NJ law sez you can only have hollow point at home (ostensibly for self defense). Where you can have ammo is strictly regulated and subjective to location.
The above indicates the state of NJ does not want hollow point bullets on the streets. At one time it was to make shooting a cop with hollowpoints a death penalty offense. These days dems cheer when cops get shot. But that’s a different story.
So, if a certain type of ammo can be possessed based on location, home (your domain) and the range, why not argue that we should be allowed 30 rd mags AT HOME and on the range, just the same as hollow points.
All things being equal, if hollowpoint is allowed for self defense, why can’t we also have 30 rd mags at home for self defense.
It’s not like can hang a sign on my door “Attn home invaders, I am only equipped to handle two home invaders, please choose two and the rest stay outside”
The average invasion team is 3 to 5 very probably armed intruders. Cops eventually switched to auto-loading handguns because they were outgunned.
Think about it tho… Five people break into your house at zero dark thirty, three of them are armed with autoloaders holding 30 rds each. NJ expects citizens to go up against 90 9mm boolits with 10 rounds…
You’re making the very common mistake of thinking there is a firearms related reason for any of NJ’s gun laws. You will only give yourself a headache trying to find one.
NJ gun laws are designed to scare the uninformed public into thinking that every gun is bad and that any of these laws will save them from a criminal who ignores all laws. It is a logical fallacy. It is proven by the police being exempt from all the laws. If guns are so dangerous, why are cops trusted to be safe with them after a only couple of weeks training at the academy?
NJ politicians rely on the lack of knowledge in the public to present scary things and then promise to save the public by passing more laws.
Duh, anyway… I think this is a good argument. NJ probably couldn’t entirely ban hollow point ammo so they made it as restrictive as possible. You can’t deny one the right to self defense in their own home.
That same argument can be made for magazines.
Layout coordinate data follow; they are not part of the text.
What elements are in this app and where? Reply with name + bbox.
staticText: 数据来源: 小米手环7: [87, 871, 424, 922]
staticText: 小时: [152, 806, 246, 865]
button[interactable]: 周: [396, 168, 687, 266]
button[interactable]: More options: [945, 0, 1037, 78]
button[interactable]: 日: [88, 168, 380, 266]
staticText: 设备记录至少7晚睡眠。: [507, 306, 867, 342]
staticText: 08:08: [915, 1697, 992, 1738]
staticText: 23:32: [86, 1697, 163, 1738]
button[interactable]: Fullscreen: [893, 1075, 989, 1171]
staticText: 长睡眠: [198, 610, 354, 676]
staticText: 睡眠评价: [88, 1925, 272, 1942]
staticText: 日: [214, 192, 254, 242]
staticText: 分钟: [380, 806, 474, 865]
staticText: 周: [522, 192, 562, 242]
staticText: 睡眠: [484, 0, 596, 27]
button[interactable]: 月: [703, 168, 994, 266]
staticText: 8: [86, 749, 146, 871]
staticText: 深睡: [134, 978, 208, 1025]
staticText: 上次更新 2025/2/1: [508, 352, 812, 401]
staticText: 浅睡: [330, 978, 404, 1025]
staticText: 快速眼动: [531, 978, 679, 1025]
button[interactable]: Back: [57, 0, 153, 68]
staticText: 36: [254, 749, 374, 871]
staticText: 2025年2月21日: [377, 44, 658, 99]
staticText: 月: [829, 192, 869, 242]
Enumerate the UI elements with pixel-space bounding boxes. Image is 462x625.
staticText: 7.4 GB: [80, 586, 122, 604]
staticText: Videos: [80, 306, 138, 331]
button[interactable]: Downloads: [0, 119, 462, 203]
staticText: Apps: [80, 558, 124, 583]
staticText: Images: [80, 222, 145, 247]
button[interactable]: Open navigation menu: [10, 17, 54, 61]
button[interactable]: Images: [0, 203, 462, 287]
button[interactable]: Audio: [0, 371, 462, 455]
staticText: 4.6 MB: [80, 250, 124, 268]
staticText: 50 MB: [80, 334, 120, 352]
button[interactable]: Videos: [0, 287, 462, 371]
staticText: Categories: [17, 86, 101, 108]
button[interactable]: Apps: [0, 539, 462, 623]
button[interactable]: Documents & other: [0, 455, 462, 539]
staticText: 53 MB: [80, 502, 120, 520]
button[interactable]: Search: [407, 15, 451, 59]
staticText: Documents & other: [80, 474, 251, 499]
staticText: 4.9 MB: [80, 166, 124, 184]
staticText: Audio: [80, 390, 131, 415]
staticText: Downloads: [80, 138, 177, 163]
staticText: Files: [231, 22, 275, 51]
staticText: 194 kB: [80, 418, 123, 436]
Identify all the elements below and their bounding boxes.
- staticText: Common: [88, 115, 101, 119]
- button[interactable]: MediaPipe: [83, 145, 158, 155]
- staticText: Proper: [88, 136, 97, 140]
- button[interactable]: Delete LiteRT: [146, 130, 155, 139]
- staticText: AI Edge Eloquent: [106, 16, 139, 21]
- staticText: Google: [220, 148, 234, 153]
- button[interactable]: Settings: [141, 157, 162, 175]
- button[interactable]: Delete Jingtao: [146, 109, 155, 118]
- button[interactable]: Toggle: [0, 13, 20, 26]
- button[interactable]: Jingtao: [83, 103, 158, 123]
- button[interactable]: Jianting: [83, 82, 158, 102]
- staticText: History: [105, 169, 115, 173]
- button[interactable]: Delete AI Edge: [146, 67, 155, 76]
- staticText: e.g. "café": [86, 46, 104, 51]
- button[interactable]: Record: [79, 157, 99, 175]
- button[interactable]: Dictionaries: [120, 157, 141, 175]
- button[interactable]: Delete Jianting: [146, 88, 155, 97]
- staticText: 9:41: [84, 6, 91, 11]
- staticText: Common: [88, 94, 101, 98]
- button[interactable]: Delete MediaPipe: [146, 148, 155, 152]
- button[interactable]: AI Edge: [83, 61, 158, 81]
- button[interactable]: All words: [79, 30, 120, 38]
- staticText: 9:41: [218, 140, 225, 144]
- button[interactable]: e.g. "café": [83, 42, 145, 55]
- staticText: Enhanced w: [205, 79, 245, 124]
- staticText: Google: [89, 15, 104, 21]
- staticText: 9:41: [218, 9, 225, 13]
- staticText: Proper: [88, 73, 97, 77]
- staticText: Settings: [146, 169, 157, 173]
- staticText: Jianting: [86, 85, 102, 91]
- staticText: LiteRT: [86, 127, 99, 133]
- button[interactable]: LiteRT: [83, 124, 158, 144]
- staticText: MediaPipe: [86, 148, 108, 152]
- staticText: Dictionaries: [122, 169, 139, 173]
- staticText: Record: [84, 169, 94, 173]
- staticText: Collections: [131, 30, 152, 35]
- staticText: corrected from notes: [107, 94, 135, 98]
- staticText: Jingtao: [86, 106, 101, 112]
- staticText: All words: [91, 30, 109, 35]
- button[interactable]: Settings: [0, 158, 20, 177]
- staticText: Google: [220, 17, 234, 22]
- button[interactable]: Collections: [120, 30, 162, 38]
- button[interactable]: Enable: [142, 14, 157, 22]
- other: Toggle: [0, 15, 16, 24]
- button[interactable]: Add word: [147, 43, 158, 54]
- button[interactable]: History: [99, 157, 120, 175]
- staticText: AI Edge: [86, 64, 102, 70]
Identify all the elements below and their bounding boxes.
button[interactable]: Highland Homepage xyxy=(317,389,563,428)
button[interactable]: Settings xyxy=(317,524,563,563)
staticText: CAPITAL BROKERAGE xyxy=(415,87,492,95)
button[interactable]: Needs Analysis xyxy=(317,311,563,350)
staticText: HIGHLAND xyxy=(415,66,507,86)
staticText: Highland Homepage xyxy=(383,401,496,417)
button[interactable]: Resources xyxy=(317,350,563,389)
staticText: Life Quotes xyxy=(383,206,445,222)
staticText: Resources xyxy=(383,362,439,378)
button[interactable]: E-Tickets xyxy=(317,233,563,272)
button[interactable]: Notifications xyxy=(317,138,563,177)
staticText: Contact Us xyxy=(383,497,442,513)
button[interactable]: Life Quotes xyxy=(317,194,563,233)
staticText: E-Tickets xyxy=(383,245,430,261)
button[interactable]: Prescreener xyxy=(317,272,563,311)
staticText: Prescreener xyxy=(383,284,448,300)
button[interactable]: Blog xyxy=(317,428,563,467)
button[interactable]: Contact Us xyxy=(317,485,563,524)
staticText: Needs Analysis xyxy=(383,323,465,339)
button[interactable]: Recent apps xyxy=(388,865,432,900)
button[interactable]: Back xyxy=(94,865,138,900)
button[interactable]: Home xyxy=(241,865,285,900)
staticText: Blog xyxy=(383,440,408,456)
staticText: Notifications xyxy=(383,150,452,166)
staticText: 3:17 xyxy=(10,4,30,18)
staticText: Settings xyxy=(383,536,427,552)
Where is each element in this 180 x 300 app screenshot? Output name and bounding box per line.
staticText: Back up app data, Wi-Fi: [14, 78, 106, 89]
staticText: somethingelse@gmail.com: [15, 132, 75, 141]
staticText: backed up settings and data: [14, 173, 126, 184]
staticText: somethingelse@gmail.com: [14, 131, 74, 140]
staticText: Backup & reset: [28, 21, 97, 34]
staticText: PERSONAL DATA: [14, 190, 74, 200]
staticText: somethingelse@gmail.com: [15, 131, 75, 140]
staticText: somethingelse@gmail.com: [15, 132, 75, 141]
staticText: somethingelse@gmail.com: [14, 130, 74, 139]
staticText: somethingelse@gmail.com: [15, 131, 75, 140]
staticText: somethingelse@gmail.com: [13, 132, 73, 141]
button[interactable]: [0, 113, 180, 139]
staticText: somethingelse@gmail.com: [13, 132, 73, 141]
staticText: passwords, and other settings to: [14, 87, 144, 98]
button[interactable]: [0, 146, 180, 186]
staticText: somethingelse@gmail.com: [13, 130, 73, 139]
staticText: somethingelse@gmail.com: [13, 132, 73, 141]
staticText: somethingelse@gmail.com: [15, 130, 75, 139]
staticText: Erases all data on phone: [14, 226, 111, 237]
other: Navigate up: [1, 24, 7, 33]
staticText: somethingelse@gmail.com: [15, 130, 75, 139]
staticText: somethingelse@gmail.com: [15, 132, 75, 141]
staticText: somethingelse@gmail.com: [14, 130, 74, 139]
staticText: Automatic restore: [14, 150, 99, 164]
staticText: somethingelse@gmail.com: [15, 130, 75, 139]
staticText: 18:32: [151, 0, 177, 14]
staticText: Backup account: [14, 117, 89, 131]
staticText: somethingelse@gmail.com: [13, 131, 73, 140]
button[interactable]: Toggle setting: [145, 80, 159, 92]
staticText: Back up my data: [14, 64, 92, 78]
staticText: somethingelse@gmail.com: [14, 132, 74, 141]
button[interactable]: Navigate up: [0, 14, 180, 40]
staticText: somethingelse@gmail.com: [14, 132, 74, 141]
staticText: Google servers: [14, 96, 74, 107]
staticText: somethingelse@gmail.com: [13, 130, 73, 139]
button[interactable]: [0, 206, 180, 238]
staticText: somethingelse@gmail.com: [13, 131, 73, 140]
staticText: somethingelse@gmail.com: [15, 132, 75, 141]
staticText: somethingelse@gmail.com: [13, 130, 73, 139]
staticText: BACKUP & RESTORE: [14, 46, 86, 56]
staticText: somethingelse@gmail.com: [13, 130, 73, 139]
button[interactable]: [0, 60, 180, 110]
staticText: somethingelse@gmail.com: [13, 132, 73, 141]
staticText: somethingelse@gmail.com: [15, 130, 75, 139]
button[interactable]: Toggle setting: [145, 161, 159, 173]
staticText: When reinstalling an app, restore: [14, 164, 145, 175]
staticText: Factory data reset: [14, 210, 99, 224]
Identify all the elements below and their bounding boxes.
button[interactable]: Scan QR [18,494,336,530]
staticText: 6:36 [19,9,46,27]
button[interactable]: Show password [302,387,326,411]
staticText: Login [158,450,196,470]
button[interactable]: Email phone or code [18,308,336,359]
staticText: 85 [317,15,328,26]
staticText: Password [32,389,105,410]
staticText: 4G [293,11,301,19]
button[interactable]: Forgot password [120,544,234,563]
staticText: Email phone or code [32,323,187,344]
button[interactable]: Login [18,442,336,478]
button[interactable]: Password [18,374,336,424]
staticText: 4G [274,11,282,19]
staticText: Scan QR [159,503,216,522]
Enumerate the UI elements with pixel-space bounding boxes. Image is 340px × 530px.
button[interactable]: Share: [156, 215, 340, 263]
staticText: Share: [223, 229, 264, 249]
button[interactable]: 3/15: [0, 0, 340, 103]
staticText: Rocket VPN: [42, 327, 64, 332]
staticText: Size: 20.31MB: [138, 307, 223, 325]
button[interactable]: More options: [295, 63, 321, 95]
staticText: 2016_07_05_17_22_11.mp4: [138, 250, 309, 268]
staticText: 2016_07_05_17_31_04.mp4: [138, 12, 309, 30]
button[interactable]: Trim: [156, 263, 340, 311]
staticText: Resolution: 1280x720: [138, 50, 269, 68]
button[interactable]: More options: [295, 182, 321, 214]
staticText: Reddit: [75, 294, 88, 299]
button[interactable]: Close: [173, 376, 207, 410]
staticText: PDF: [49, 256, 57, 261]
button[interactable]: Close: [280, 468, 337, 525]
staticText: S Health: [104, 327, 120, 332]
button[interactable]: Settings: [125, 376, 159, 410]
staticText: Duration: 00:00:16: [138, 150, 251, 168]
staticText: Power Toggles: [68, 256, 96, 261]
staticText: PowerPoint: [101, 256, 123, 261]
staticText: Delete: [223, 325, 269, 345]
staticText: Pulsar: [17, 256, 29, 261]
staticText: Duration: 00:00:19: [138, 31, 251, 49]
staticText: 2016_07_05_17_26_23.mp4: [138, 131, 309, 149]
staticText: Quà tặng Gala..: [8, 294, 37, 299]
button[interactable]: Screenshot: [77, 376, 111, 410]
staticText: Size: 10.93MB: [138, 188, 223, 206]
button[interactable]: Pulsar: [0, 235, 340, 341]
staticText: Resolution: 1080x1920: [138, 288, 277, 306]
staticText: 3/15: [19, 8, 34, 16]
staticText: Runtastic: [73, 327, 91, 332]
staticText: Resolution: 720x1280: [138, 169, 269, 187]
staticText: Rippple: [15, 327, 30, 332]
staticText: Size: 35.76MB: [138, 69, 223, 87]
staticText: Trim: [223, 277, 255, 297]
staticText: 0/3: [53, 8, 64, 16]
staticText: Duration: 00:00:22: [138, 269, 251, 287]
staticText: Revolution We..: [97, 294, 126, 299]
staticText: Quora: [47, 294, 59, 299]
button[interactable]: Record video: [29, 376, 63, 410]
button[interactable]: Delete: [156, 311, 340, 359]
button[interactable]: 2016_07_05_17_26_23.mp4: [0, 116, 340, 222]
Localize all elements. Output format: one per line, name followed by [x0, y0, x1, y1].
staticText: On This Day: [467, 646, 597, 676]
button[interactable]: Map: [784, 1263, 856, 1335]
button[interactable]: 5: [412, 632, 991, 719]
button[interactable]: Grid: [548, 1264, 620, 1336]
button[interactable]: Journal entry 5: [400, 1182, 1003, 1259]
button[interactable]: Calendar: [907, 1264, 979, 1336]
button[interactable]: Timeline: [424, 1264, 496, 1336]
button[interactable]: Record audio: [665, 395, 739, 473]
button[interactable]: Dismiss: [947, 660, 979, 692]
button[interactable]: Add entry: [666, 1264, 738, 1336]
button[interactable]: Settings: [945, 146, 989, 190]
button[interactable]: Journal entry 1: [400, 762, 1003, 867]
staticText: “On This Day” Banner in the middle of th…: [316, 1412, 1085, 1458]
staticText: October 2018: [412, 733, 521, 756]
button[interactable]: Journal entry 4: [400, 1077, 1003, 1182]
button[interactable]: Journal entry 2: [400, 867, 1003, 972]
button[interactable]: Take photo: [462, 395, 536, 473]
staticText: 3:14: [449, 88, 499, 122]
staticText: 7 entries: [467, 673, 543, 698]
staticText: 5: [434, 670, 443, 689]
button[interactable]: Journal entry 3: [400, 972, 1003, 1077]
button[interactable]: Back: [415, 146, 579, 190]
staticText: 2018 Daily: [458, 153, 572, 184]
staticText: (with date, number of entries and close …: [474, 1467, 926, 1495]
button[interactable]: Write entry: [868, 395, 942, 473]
The state is willfully putting it’s citizens at a disadvantage and more likely to get killed.
They’ll go right back to the argument they made in the current mag ban case - in “rigorous study” of self defense situation where shots are fired, on average only ~2.2 shots are fired, so 10 rounds is plenty.
Of course, that’s equivalent to saying “Average home fire extinguisher use is only 2 ounces of extinguishing material, so nobody needs an extinguisher with more than 10 ounces”.
They don’t care about the possibility of “outlier” events. They’d really prefer to limit you to a 0 round magazine, but apparently that’s a bridge too far, so the “average 2.2 but you can have 10” argument makes them think they’re being magnanimous.
Frankly, the better argument is that magazines count as arms and arms can’t be banned outright. Let’s go Ocean State Tactical at SCOTUS!
The average number of rounds fired in defense is nonsense.
When NYPD cops carried revolvers, the average number of shots fired at a bad guy was just under 6. When they switched to Glock 17s, that average strangely jumped to just under 18. I can’t imagine why.
5 people break into your home at zero dark thirty carrying guns, your probably being raided by the ATF for the containers of 5000 BB’s you didnt report to the state police.